Una mujer furiosa by Antonio Fontana Gallego

Una mujer furiosa by Antonio Fontana Gallego

autor:Antonio Fontana Gallego [Fontana Gallego, Antonio]
La lengua: spa
Format: epub
Tags: Novela, Otros
editor: ePubLibre
publicado: 2023-01-01T00:00:00+00:00


Cuatro perras

El de mis doce años fue el único verano en el que mamá no se opuso a ir al pueblo. «Ahora bien», nos advirtió, «no pienso mover ni un dedo, ¿os enteráis? A mí, que me lo den todo hecho. ¿No estoy convaleciente? ¡Pues no se hable más!».

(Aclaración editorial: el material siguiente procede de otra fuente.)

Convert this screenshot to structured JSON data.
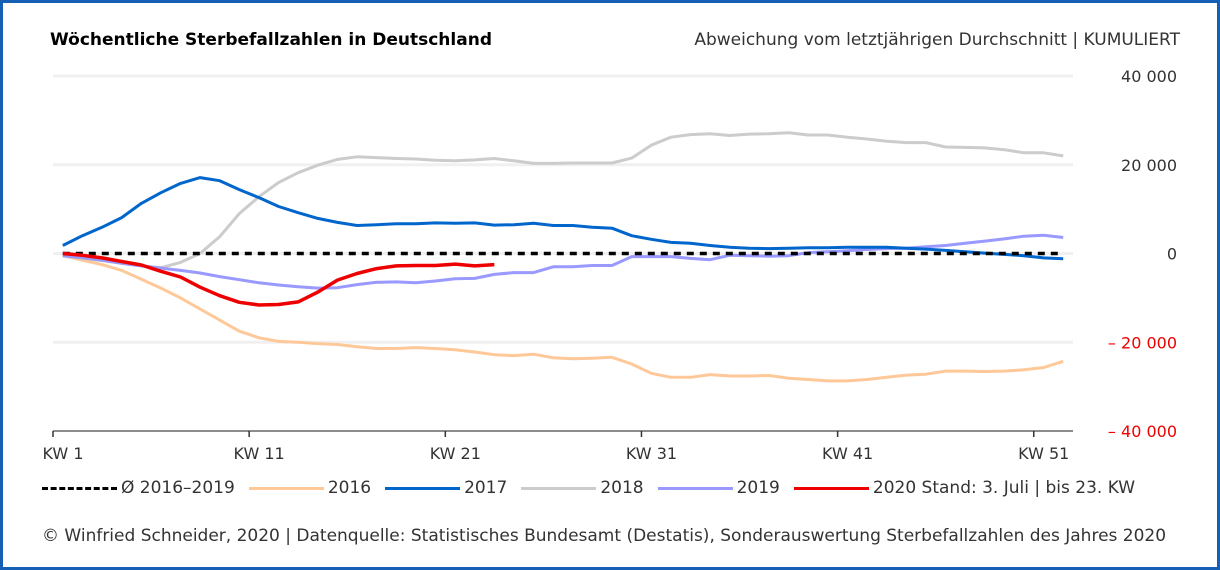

Meses después de la histerectomía a la que había sido sometida aún reivindicaba su derecho a la convalecencia. Lo extraño fue que, pese a pertenecer a la Santa Hermandad del Puño Cerrado, algo de lo que ella lo acusaba con frecuencia, papá se rascó el bolsillo. Quizá lo invadió ese sentimiento hoy tan en desuso, la ternura. O quizá no estaba dispuesto a que recayeran sobre él las tareas de las que mamá se negaba a ocuparse, que eran prácticamente todas. Así que, en vísperas de partir hacia Benapujarra, papá se atrincheró durante varias noches en su despacho y se entretuvo en telefonear a los amigos y vecinos del pueblo. «Una mujer de confianza», pedía. Hasta que: «Yo misma», le propuso Basilisa, la madre de Blasillo y de María la Pollita. «Os avío el cortijo y, encima, os preparo una comida de rechupete». Jovial: «Por cuatro perras».

Cuatro perras. Justo lo que, en opinión de mamá, costaría contratar a dos o tres peones que ayudaran en el laboreo de la finca. «¿Extraños aquí?», ponía el grito en el cielo papá. «¡No necesito a nadie, me basto y me sobro!». «Contrataríamos a gente del pueblo. ¡Y sería por tu bien, para descargarte de trabajo!», replicaba mamá. «Qué empeño el tuyo, Bruno, en no gastar ni un duro. ¿Pretendes llevártelo todo a la tumba?».

Otra cosa a la que se negaba papá era a sustituir «por cuatro perras» nuestro antediluviano milqui, que ya no podía con su alma, consumía la intemerata de gasolina y se había quedado, casi, sin suspensión, por más que cambiarle los amortiguadores se hubiera convertido en una costumbre. Además, el portón del maletero cedía con los baches, contratiempo que nos obligaba a realizar paradas de emergencia. «Tiene el muelle flojo», bromeábamos. Pero era cierto.

Una antigualla, nuestro milqui de color —si hemos de fiarnos de la propaganda de SEAT— beis playa. Un cascajo con la palanca de cambios en la columna de dirección, junto al volante, y un motor que perdía potencia en los trayectos largos; en los cortos, también. En ambos, Fede y yo nos repartíamos el cometido de pescar, provistos de un alambre y de tanta maña como paciencia, los cristales de las ventanillas para cerrarlas. Porque, de cuando en cuando, se escurrían y desaparecían dentro del armazón de las puertas. Comprobabas entonces que las manivelas no servían de nada. Bueno, sí, servían de adorno.

—Quieres más a tu coche que a mí —protestaba mamá—. ¡Pero si es el coche de los taxistas! Lo pintas de negro, le dibujas unas rayas rojas horizontales a los costados y ¿cuál es el resultado? ¡Un taxi!

—Es un modelo muy resistente y fiable —respondía papá—. ¿Por qué no sacarle el jugo y conservarlo unos años más?

—¿«Unos años más»? Acuérdate del coche de mi madre, que era una ruina que ni las de Pompeya.